Интернет – это среда, в которой информация распространяется определённым образом. Кто-то сумел вскочить на эту волну, кто-то – например, куча чиновников, — нет. У Навального это получилось. Ура Навальному в этом смысле.
«Из Казахстана мы видим приличные цифры по количеству читателей»
Рубрика «Бывший СССР» на сайте – это дань ностальгии или конкретный рыночный ход?
Это абсолютная прагматика, никакой ностальгии. Мы очень внимательно следим за составом наших читателей и знаем точно, что, к счастью или к сожалению, больше тридцати процентов читателей живут за пределами России. Мы смотрим, откуда нас читают. Да, конечно, это США. Да, конечно, это Германия, где очень много наших соотечественников.

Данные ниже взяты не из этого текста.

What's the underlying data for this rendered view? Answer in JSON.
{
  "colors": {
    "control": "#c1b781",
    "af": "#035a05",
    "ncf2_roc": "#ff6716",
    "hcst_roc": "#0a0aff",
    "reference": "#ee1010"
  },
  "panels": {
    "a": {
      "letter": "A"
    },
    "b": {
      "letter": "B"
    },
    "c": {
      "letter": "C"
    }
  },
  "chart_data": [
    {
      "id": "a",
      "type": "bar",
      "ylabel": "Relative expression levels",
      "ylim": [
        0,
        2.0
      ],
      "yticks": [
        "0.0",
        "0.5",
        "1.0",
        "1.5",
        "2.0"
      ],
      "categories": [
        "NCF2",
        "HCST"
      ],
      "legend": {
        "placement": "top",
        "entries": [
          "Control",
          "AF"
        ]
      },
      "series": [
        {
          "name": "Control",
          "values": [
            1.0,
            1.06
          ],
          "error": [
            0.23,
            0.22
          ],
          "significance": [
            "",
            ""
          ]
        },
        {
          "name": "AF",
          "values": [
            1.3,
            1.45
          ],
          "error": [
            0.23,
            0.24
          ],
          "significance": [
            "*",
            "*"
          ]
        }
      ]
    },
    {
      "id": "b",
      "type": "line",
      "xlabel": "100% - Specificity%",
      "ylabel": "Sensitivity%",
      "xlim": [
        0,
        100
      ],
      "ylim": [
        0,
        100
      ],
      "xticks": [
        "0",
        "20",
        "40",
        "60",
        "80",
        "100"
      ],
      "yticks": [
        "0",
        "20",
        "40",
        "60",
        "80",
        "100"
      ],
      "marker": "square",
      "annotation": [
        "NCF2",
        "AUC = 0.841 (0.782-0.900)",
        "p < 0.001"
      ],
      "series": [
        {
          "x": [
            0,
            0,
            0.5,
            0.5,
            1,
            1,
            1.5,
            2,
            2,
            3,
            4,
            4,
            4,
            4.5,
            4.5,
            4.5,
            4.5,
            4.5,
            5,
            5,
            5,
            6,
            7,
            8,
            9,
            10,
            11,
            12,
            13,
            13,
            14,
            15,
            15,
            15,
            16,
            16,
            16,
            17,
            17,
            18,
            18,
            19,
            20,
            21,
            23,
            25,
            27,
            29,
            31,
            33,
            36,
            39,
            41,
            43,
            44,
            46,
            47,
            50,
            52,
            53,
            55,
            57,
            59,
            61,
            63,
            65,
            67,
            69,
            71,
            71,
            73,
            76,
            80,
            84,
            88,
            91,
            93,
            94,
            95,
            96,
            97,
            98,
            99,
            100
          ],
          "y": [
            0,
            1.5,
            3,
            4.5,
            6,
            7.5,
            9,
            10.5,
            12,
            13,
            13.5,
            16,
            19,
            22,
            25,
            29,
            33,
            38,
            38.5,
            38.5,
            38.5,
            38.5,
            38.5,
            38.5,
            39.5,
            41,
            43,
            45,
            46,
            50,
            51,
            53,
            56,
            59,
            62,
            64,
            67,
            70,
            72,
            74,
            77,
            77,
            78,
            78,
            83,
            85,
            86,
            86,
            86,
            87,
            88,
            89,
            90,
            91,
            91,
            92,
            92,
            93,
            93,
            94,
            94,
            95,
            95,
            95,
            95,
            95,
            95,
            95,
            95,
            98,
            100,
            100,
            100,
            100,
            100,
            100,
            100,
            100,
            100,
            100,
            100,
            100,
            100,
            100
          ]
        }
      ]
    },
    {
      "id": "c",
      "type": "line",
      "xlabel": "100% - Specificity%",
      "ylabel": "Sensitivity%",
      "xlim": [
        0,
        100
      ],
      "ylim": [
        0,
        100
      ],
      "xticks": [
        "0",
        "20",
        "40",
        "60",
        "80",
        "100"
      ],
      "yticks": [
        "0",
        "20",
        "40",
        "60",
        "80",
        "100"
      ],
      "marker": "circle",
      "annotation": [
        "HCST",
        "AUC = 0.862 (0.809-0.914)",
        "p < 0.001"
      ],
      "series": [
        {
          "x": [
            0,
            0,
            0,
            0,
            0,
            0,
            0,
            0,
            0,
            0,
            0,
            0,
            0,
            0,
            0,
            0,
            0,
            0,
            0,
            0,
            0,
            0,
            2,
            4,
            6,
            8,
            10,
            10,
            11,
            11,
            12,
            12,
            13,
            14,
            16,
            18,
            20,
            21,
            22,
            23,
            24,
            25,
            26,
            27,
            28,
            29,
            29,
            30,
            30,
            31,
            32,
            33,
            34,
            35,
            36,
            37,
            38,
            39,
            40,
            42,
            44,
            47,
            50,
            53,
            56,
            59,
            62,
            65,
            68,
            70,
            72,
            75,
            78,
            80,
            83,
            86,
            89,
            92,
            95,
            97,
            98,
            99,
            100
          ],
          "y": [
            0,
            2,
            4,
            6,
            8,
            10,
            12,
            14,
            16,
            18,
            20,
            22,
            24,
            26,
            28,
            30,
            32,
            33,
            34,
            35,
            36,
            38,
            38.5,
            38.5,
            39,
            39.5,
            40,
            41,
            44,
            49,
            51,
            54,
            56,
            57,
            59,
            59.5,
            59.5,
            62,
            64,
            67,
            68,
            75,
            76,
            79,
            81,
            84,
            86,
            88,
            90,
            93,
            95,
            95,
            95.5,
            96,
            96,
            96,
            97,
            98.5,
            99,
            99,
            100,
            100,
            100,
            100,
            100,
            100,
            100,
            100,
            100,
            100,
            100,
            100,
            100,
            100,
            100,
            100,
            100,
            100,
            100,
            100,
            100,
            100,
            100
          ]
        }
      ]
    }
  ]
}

Но это также и страны бывшего СССР. Если говорить в абсолютных цифрах – то доли небольшие. Если же говорить в процентном отношении к количеству населения и интернет-пользователей в конкретной республике – то это достаточно большие цифры. На Украине мы вполне читаемы, в Армении и Азербайджане нас читают пристально и внимательно, как и в Прибалтике. Мы не говорим о странах Средней Азии, потому что там везде, за исключением Киргизии, проблемы с Интернетом. А в Узбекистане мы, кажется, заблокированы, если нас ещё не разблокировали.
А Казахстан?
Из Казахстана мы видим вполне приличные цифры. Есть люди из соседней страны, которые нас читают на русском языке. Окей, почему бы не сделать для них ту рубрику, в которой им будет комфортно, в которой они будут читать, как мы видим то, что происходит на их территории?
А расширять своё присутствие на их рынках вы не планируете?
Нет.
Почему?
У нас нет на это сил сейчас. Мы работаем на свои – у нас нет ни дотаций, ни доброго дяди, который нас подкармливает. Мы живём на доходы от рекламы. И расширение своего присутствия – даже не в первом десятке приоритетов.
«Государство снова начало лезть в личную жизнь граждан»
Вы чувствуете появление Советского Союза – версия 2.0?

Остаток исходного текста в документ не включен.